Web – Gli stessi che si definivano profeti della New Economy, adesso si affannano a dire che la New Economy è in crisi irreversibile e che il banner, in quanto emanazione della pubblicità su internet, è la più grande bufala di tutte.
Ma chi lo ha detto che il banner non funziona? Il banner funziona benissimo. A patto che pubblicizzi sesso o loghi e suonerie. E sì, perché se, come assurdamente si fa, si misura il successo del banner in base ai click fatti su di esso dagli utenti, gli unici che ottengono un buona dose di click sono proprio quei due.
Il motivo è semplice: quando qualcuno naviga su Internet sta facendo qualcosa, sta cercando informazioni o sta andando (sebbene virtualmente) da qualche parte. Per distoglierlo dai suoi pensieri quindi è necessario che gli si proponga uno stimolo talmente interessante da indurlo a cambiare idea e interrompere la sua navigazione per fare dell’altro. Insomma: in televisione la pubblicità interrompe il programma, è inevitabile, mentre su internet propone di interrompere il programma che l’utente si stava creando e deve quindi essere convincente.
Il fatto che il sesso riesca ad essere convincente non ci stupisce: uomini e donne su internet danno libero sfogo ai loro desideri e, con la faccia da porcelli, si aggirano alla ricerca di immagini che rispecchino il più possibile le loro fantasie (tanto su Internet c’è di tutto). Ci stupisce leggermente di più, invece, che tanti siano attirati da loghi e suonerie: ma è uno stupore che dura poco. D’altra parte sono in tanti a mettere le suonerie più strampalate sul proprio telefonino: chi lo fa, in genere, non sceglie una musica che gli piace ascoltare ma ostenta una propria scelta. Non è raro infatti sentire una suoneria a un milione di decibel sparare la musichetta di Heidy o di Goldrake (se non una melodia ancora più leggera) e, dopo essersi guardati intorno, incrociare lo sguardo truce del proprio direttore di banca o del primario dell’ospedale, che lascia intendere: “Sì mi piace questa musica, che c’hai da guardare?”. Ecco perché – ci dicono – c’è chi è irresistibilmente attratto da un banner che pubblicizza loghi e suonerie strampalate.
Ma quanto detto, ossia che i banner di sesso e di loghi e suonerie siano i soli a funzionare, vale solo se si accetta l’assunto che il banner non ha raggiunto il suo scopo se non ha una “buona dose di click”. Il che non è sempre vero: come dicevamo prima, chi naviga sta facendo qualcosa di attivo quindi è presumibilmente sveglio e molto attento.
La pubblicità in tv, come negarlo, si rivolge invece a persone che stanno facendo qualcosa di passivo.
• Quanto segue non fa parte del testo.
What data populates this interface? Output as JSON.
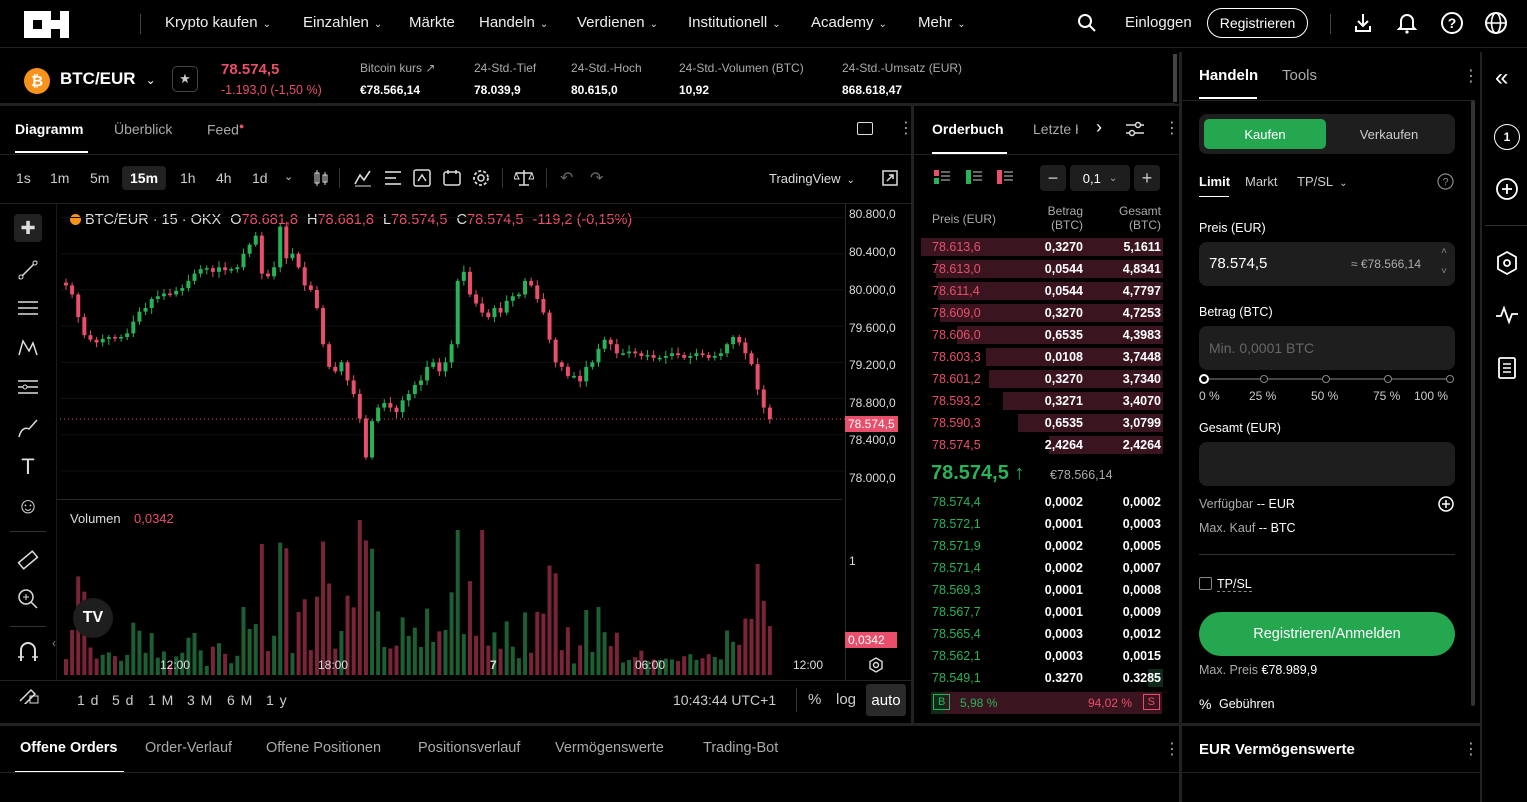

Traducendo in immagine quanto detto ci viene alla mente l’utente internet seduto davanti ad un computer con il mouse in una mano, l’altra mano sulla tastiera e lo sguardo fisso sul monitor.
E poi ci viene alla mente lo spettatore televisivo: stravaccato sul divano, gli occhi a pimpinella, la bocca semiaperta, un leggero filo di bava che cola di lato, il russare che ogni tanto è l’unica cosa capace di destarlo; insomma un essere che spesso ha temporaneamente scollegato il cervello tanto da essere in grado di profferire una sola frase coerente (sempre la stessa, rivolta a chi gli spegne il televisore): “Ma perché hai spento? Lo stavo guardando!”.
Non sappiamo, quindi, se sia più proficuo far vedere la pubblicità di una merendina ad un completo addormentato o se sia meglio farla vedere ad una persona sveglia e attenta.
Però i soloni del marketing mi dovrebbero spiegare perché chi sta davanti al televisore, alla fine secondo loro andrebbe davvero a comprare la merendina, mentre il navigatore medio, che notoriamente non compra niente, debba essere malmenato, costretto a passare il proprio tempo libero nel chiudere finestre che si moltiplicano senza sosta sul desktop, colpevole soltanto di aver cliccato sull’advertising online dell’ennesima evidentemente irresistibile fotomodella nuda. Possibile che debba per forza comprarsi una merendina?